Il Dollaro USA ha recentemente incontrato ostacoli a causa delle crescenti aspettative che la Federal Reserve possa adottare un approccio più accomodante. Dati sulla crescita dell’occupazione di dicembre inferiori alle attese hanno alimentato le speculazioni secondo cui la Fed potrebbe scegliere di mantenere invariati i tassi d’interesse nella prossima riunione.
Attualmente, i partecipanti al mercato prevedono che la Federal Reserve effettuerà due tagli dei tassi quest’anno, a partire da giugno. Tuttavia, se i dati sull’inflazione dovessero superare le previsioni, la probabilità di un allentamento monetario potrebbe diminuire. Secondo lo strumento FedWatch del CME Group, c’è una probabilità del 95% che la banca centrale lasci invariati i tassi d’interesse nella riunione del 27–28 gennaio.
John Williams, Presidente della Federal Reserve Bank di New York, ha commentato lunedì sera che l’attuale politica monetaria degli Stati Uniti è ben calibrata per riportare l’inflazione verso i livelli target senza influire negativamente sull’occupazione. Ha inoltre sottolineato che non c’è un bisogno urgente di ulteriori riduzioni dei tassi poiché la Fed si avvicina a una posizione di politica neutrale.
Il Dollaro è stato inoltre sotto pressione a causa delle preoccupazioni riguardanti l’indipendenza della Federal Reserve. Ciò segue le minacce dei procuratori federali di incriminare il Presidente Jerome Powell per la sua testimonianza al Congresso in relazione a una ristrutturazione di un edificio, un’azione che Powell ha descritto come un tentativo di minare l’autonomia della banca centrale.

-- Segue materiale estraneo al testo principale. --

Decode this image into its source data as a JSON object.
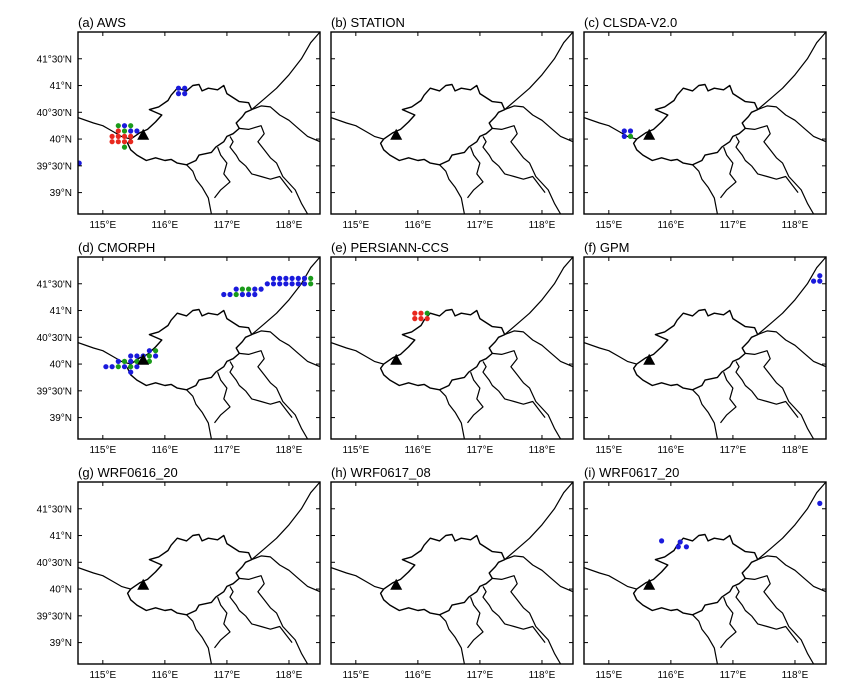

I rischi geopolitici sono anch’essi al centro dell’attenzione mentre i trader monitorano le crescenti tensioni in Medio Oriente. Il Presidente degli Stati Uniti Donald Trump ha recentemente dichiarato che la leadership iraniana sta cercando negoziati in risposta alle sue minacce militari, ma ha avvertito che un’azione potenziale potrebbe precedere qualsiasi colloquio diplomatico.